Cette influence retrouvée et assumée ne peut se faire que dans le cadre d’une “diplomatie indépendante”. François Fillon déclare “Je jugerai la nouvelle administration américaine sur ses décisions et établirai un dialogue exigeant avec elle” (p.74). Si la prudence vis-à-vis de l’administration Trump peut sembler relever d’un certain pragmatisme, l’association de cette position avec la volonté franche de lever les sanctions russes et de “renouer un dialogue et des relations de confiance” avec la Russie (une relation qu’on peut difficilement qualifier comme telle depuis 1917) semble bien indiquer un éloignement de l’atlantisme. Sous le signe d’une politique moyen-orientale tournée vers la stabilité et la réduction du terrorisme, Fillon fait le choix d’accepter Poutine (lui aussi un grand ennemi du terrorisme) et à demi-mot Assad, bien que le programme officiel date du 13 mars, soit avant l’attaque chimique et les frappes américaines en Syrie.
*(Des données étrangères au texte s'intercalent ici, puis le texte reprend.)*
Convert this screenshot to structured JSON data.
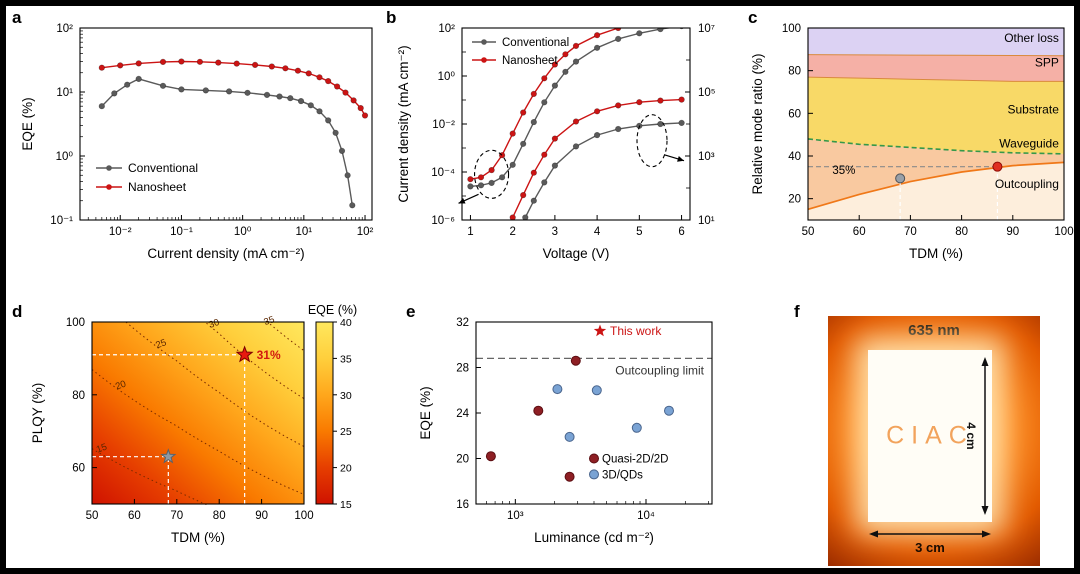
{
  "figure": {
    "panel_labels": {
      "a": "a",
      "b": "b",
      "c": "c",
      "d": "d",
      "e": "e",
      "f": "f"
    }
  },
  "chart_data": [
    {
      "id": "a",
      "type": "line",
      "xlabel": "Current density (mA cm⁻²)",
      "ylabel": "EQE (%)",
      "xscale": "log",
      "yscale": "log",
      "xlim": [
        0.0022,
        130
      ],
      "ylim": [
        0.1,
        100
      ],
      "xticks": [
        {
          "v": 0.01,
          "t": "10⁻²"
        },
        {
          "v": 0.1,
          "t": "10⁻¹"
        },
        {
          "v": 1,
          "t": "10⁰"
        },
        {
          "v": 10,
          "t": "10¹"
        },
        {
          "v": 100,
          "t": "10²"
        }
      ],
      "yticks": [
        {
          "v": 0.1,
          "t": "10⁻¹"
        },
        {
          "v": 1,
          "t": "10⁰"
        },
        {
          "v": 10,
          "t": "10¹"
        },
        {
          "v": 100,
          "t": "10²"
        }
      ],
      "series": [
        {
          "name": "Conventional",
          "color": "#5a5a5a",
          "x": [
            0.005,
            0.008,
            0.013,
            0.02,
            0.05,
            0.1,
            0.25,
            0.6,
            1.2,
            2.5,
            4,
            6,
            9,
            13,
            18,
            25,
            33,
            42,
            52,
            62
          ],
          "y": [
            6,
            9.5,
            13,
            16,
            12.5,
            11,
            10.6,
            10.2,
            9.7,
            9,
            8.5,
            8,
            7.2,
            6.2,
            5,
            3.6,
            2.3,
            1.2,
            0.5,
            0.17
          ]
        },
        {
          "name": "Nanosheet",
          "color": "#cc1414",
          "x": [
            0.005,
            0.01,
            0.02,
            0.05,
            0.1,
            0.2,
            0.4,
            0.8,
            1.6,
            3,
            5,
            8,
            12,
            18,
            25,
            35,
            48,
            65,
            85,
            100
          ],
          "y": [
            24,
            26,
            28,
            29.5,
            30,
            29.6,
            28.8,
            27.8,
            26.5,
            25,
            23.5,
            21.5,
            19.5,
            17,
            14.8,
            12.2,
            9.8,
            7.4,
            5.6,
            4.3
          ]
        }
      ],
      "legend": [
        "Conventional",
        "Nanosheet"
      ]
    },
    {
      "id": "b",
      "type": "line-dual",
      "xlabel": "Voltage (V)",
      "ylabel_left": "Current density (mA cm⁻²)",
      "xlim": [
        0.8,
        6.2
      ],
      "ylim_left": [
        1e-06,
        100
      ],
      "ylim_right": [
        10,
        10000000
      ],
      "xticks": [
        1,
        2,
        3,
        4,
        5,
        6
      ],
      "yticks_left": [
        {
          "v": 100,
          "t": "10²"
        },
        {
          "v": 1,
          "t": "10⁰"
        },
        {
          "v": 0.01,
          "t": "10⁻²"
        },
        {
          "v": 0.0001,
          "t": "10⁻⁴"
        },
        {
          "v": 1e-06,
          "t": "10⁻⁶"
        }
      ],
      "yticks_right": [
        {
          "v": 10000000,
          "t": "10⁷"
        },
        {
          "v": 100000,
          "t": "10⁵"
        },
        {
          "v": 1000,
          "t": "10³"
        },
        {
          "v": 10,
          "t": "10¹"
        }
      ],
      "series": [
        {
          "name": "Conventional",
          "axis": "left",
          "color": "#5a5a5a",
          "x": [
            1,
            1.25,
            1.5,
            1.75,
            2,
            2.25,
            2.5,
            2.75,
            3,
            3.25,
            3.5,
            4,
            4.5,
            5,
            5.5,
            6
          ],
          "y": [
            2.5e-05,
            2.8e-05,
            3.5e-05,
            6e-05,
            0.0002,
            0.0015,
            0.012,
            0.08,
            0.4,
            1.5,
            4,
            15,
            35,
            60,
            90,
            120
          ]
        },
        {
          "name": "Nanosheet",
          "axis": "left",
          "color": "#cc1414",
          "x": [
            1,
            1.25,
            1.5,
            1.75,
            2,
            2.25,
            2.5,
            2.75,
            3,
            3.25,
            3.5,
            4,
            4.5,
            5,
            5.5,
            6
          ],
          "y": [
            5e-05,
            6e-05,
            0.00012,
            0.0005,
            0.004,
            0.03,
            0.18,
            0.8,
            3,
            8,
            18,
            50,
            100,
            160,
            230,
            300
          ]
        },
        {
          "name": "Nanosheet luminance",
          "axis": "right",
          "color": "#cc1414",
          "x": [
            2,
            2.25,
            2.5,
            2.75,
            3,
            3.5,
            4,
            4.5,
            5,
            5.5,
            6
          ],
          "y": [
            12,
            60,
            300,
            1100,
            3500,
            12000,
            25000,
            38000,
            48000,
            54000,
            58000
          ]
        },
        {
          "name": "Conventional luminance",
          "axis": "right",
          "color": "#5a5a5a",
          "x": [
            2.3,
            2.5,
            2.75,
            3,
            3.5,
            4,
            4.5,
            5,
            5.5,
            6
          ],
          "y": [
            12,
            40,
            150,
            500,
            2000,
            4500,
            7000,
            8800,
            10000,
            10800
          ]
        }
      ],
      "legend": [
        "Conventional",
        "Nanosheet"
      ]
    },
    {
      "id": "c",
      "type": "area",
      "xlabel": "TDM (%)",
      "ylabel": "Relative mode ratio (%)",
      "xlim": [
        50,
        100
      ],
      "ylim": [
        10,
        100
      ],
      "xticks": [
        50,
        60,
        70,
        80,
        90,
        100
      ],
      "yticks": [
        20,
        40,
        60,
        80,
        100
      ],
      "x": [
        50,
        60,
        70,
        80,
        90,
        100
      ],
      "boundaries": {
        "outcoupling": [
          15,
          22,
          28,
          32.5,
          35.5,
          37
        ],
        "waveguide": [
          48,
          45.5,
          44,
          42.5,
          41.5,
          41
        ],
        "substrate": [
          77,
          76.5,
          76,
          75.5,
          75,
          75
        ],
        "spp": [
          87.5,
          87.4,
          87.3,
          87.2,
          87.1,
          87
        ]
      },
      "regions": [
        {
          "name": "Outcoupling",
          "fill": "#fdeedc",
          "label_y": 25
        },
        {
          "name": "Waveguide",
          "fill": "#f9c9a0",
          "label_y": 44
        },
        {
          "name": "Substrate",
          "fill": "#f8d967",
          "label_y": 60
        },
        {
          "name": "SPP",
          "fill": "#f5b0a6",
          "label_y": 82
        },
        {
          "name": "Other loss",
          "fill": "#dcd2f3",
          "label_y": 93.5
        }
      ],
      "lines": {
        "outcoupling": "#f07818",
        "waveguide": "#35984a",
        "other": "#d98a3d"
      },
      "annotations": {
        "threshold_label": "35%",
        "threshold_y": 35,
        "gray_point": [
          68,
          29.5
        ],
        "red_point": [
          87,
          35
        ]
      }
    },
    {
      "id": "d",
      "type": "heatmap",
      "xlabel": "TDM (%)",
      "ylabel": "PLQY (%)",
      "xlim": [
        50,
        100
      ],
      "ylim": [
        50,
        100
      ],
      "xticks": [
        50,
        60,
        70,
        80,
        90,
        100
      ],
      "yticks": [
        60,
        80,
        100
      ],
      "colorbar": {
        "title": "EQE (%)",
        "min": 15,
        "max": 40,
        "ticks": [
          15,
          20,
          25,
          30,
          35,
          40
        ],
        "colors": [
          "#cf1200",
          "#e63e00",
          "#f97a00",
          "#ffa71c",
          "#ffcf3c",
          "#ffe85e"
        ]
      },
      "contours": {
        "levels": [
          15,
          20,
          25,
          30,
          35
        ],
        "label_x": {
          "15": 52.5,
          "20": 57,
          "25": 66.5,
          "30": 79,
          "35": 92
        },
        "outcoupling_x": [
          50,
          60,
          70,
          80,
          90,
          100
        ],
        "outcoupling_frac": [
          0.23,
          0.255,
          0.28,
          0.31,
          0.345,
          0.38
        ]
      },
      "markers": [
        {
          "name": "this-work",
          "xy": [
            86,
            91
          ],
          "label": "31%",
          "color": "#e8190f",
          "edge": "#7a0000"
        },
        {
          "name": "conventional",
          "xy": [
            68,
            63
          ],
          "label": "",
          "color": "#8f98a3",
          "edge": "#5a626b"
        }
      ]
    },
    {
      "id": "e",
      "type": "scatter",
      "xlabel": "Luminance (cd m⁻²)",
      "ylabel": "EQE (%)",
      "xscale": "log",
      "xlim": [
        500,
        32000
      ],
      "ylim": [
        16,
        32
      ],
      "xticks": [
        {
          "v": 1000,
          "t": "10³"
        },
        {
          "v": 10000,
          "t": "10⁴"
        }
      ],
      "yticks": [
        16,
        20,
        24,
        28,
        32
      ],
      "limit": {
        "label": "Outcoupling limit",
        "y": 28.8
      },
      "legend": [
        {
          "name": "This work",
          "marker": "star",
          "color": "#cc1414"
        },
        {
          "name": "Quasi-2D/2D",
          "marker": "dot",
          "color": "#8e1f24"
        },
        {
          "name": "3D/QDs",
          "marker": "dot",
          "color": "#7aa3d4"
        }
      ],
      "series": [
        {
          "name": "Quasi-2D/2D",
          "color": "#8e1f24",
          "edge": "#5c0e12",
          "points": [
            [
              650,
              20.2
            ],
            [
              1500,
              24.2
            ],
            [
              2600,
              18.4
            ],
            [
              2900,
              28.6
            ]
          ]
        },
        {
          "name": "3D/QDs",
          "color": "#7aa3d4",
          "edge": "#49648c",
          "points": [
            [
              2100,
              26.1
            ],
            [
              2600,
              21.9
            ],
            [
              4200,
              26.0
            ],
            [
              8500,
              22.7
            ],
            [
              15000,
              24.2
            ]
          ]
        }
      ]
    }
  ],
  "photo": {
    "wavelength": "635 nm",
    "device_text": "CIAC",
    "height_label": "4 cm",
    "width_label": "3 cm"
  }
}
Dans l’ultime émission de campagne 15 minutes pour convaincre, cette position est revenue, quoique défendue sous un angle bien différent, avançant que refuser le maintien d’Assad et l’influence russe dans la région mèneraient à un conflit avec la Russie – conflit que personne ne souhaite.
La contrainte comme moteur ou comme prétexte Au fond, nous n’aurions tout simplement pas le choix. Le même souci de stabilisation et le même impératif guident la relation turque, un acteur dont “la position ne peut être ignorée” (p.75), ainsi que l’Iran, qualifié de “puissance régionale incontournable”. L’évidence, et l’obligation, semblent venir justifier la géopolitique fillonienne, là où c’est précisément cette contrainte et cette obligation qui pour lui viennent entraver la France. Aveu des limites de ce rang naturel de la France (celui “qui lui revient”), ou manière de déguiser un tournant géopolitique déterminé : on notera bien que sur les 100 pages du programme, le terme OTAN figure un total de 0 fois.
Pièce de doctrine
Notre route est droite, mais la pente est forte “La politique, c’est un long chemin”, “une campagne qui se termine sur les chapeaux de roues”, puis, dans une référence plus explicite encore à la route et à son sport, “Au début de la course des 24 Heures du Mans 1969, Jacky Ickx part le dernier… Et le dimanche à 16 heures, il franchit la ligne d’arrivée le premier”, tirant de là sans doute l’enseignement que lui, “mister nobody”, lui que personne n’attendait lors de la primaire de la droite, sortirait vainqueur de cette présidentielle. Fillon le conducteur s’est construit une image de Monsieur rigueur, d’un guide qui de sa main ferme saura mener la France à bon port, le long d’une route semée d’embûches et de privations.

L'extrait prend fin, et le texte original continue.